Kaikodo Journal XV Spring 2000
Realms of Faith
Corresponding to the exhibition held between March 18 and April 15, 2000. 41 Chinese and Japanese paintings; 34 Chinese objects (75 color plates). Preface by Howard Rogers. 357 pages.
Includes the essays:
“Love, Death and Resurrection, in and
of The Peony Pavilion”
Steven D. Owyoung:
“The Connoisseurship of Tea—A Translation
and Commentary on the ‘P’in-ch’a’
Section of the Record of Superlative
Things by Wen Chen-heng (1585-1645)”
“Lives of the Painters: Hsia Kuei (1145?-1225?)”

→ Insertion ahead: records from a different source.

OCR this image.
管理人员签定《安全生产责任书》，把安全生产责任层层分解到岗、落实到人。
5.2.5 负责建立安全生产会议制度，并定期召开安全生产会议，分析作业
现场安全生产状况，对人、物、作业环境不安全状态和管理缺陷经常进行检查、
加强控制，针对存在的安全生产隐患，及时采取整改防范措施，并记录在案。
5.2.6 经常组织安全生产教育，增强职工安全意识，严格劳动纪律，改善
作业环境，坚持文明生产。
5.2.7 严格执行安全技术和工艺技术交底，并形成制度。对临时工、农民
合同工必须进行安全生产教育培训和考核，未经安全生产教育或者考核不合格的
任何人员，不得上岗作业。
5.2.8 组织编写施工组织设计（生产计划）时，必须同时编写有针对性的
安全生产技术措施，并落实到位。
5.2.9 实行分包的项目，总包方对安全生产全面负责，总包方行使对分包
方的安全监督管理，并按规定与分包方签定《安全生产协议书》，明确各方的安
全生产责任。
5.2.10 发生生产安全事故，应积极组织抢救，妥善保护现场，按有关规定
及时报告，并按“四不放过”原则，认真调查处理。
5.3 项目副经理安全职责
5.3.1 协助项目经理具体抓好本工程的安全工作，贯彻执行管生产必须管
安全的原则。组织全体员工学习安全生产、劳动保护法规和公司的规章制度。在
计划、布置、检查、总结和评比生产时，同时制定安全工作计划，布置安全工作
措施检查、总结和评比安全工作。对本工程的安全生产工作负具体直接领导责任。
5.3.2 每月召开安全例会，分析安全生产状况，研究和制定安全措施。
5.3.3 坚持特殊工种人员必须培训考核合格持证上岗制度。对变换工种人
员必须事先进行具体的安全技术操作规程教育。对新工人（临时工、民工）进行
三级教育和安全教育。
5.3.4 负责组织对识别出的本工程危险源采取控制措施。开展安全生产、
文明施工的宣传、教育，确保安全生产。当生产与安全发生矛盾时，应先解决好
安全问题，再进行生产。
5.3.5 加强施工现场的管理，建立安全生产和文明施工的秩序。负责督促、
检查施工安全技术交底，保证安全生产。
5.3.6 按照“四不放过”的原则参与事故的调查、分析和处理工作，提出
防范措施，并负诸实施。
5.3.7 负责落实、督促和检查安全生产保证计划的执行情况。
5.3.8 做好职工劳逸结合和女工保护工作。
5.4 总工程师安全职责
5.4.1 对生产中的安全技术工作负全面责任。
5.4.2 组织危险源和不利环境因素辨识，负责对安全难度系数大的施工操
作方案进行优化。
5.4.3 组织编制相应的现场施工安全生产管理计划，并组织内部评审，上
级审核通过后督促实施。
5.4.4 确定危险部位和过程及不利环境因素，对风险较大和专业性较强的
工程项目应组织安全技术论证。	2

Essays were contributed by Dr. John Rockwell, at the time of the journals publication the editor of the Sunday “Arts and Leisure” section of The New York Times, and by Dr. Steven D. Owyoung, former Curator of Asian Arts at The St. Louis Art Museum. Following a twenty-two year career with The Times, mainly as a music critic based in New York but also, from 1992-1994, as their Paris-based European cultural correspondent, John then became Director of the Lincoln Center Festival (1994-1998) and conceived the audacious plan of staging for the first time in four-hundred years a complete, 18-hour production of the 1598 Chinese opera The Peony Pavilion. Although the initial project was aborted, and the opera not seen at that time, the life-cycle of that undertaking constitutes a drama in itself. John’s essay takes us backstage, as it were, and introduces us to the organizers, director, artists, and officials who played significant roles in that unscripted piece of theater. His essay also acquaints us with the artistic and political issues that confronted the major players and precipitated a crisis that illumines the differing attitudes between East and West toward artistic independence and integrity, and on how best to preserve and nourish a cultural tradition without embalming it. Steven Owyoung’s essay concerns just such a tradition, that of the Chinese cult of tea as it evolved from the 8th to the 17th century, down to the very time, place, and social circle within which The Peony Pavilion was created. With his translation of Wen Zhenheng’s (Wen Chen-heng) early 17th century Pincha (P’in-ch’a) or “Connoisseurship of Tea” as an organizing framework, Steve’s essay provides a revealing glimpse into the intimate lives of the late Ming literati from a very special viewpoint, one associated with an activity that was of great moment to the participants but which is very seldom mentioned by any save those, like Steve himself, who are personally and aesthetically as well as intellectually involved with this particular art. Howard Rogers’ essay on the Song master Xia Gui (Hsia Kuei ) (11451-1225?) aims to present what little is known about his life and career and to define the salient characteristics of Xia’s style, which was highly influential in both China and Japan.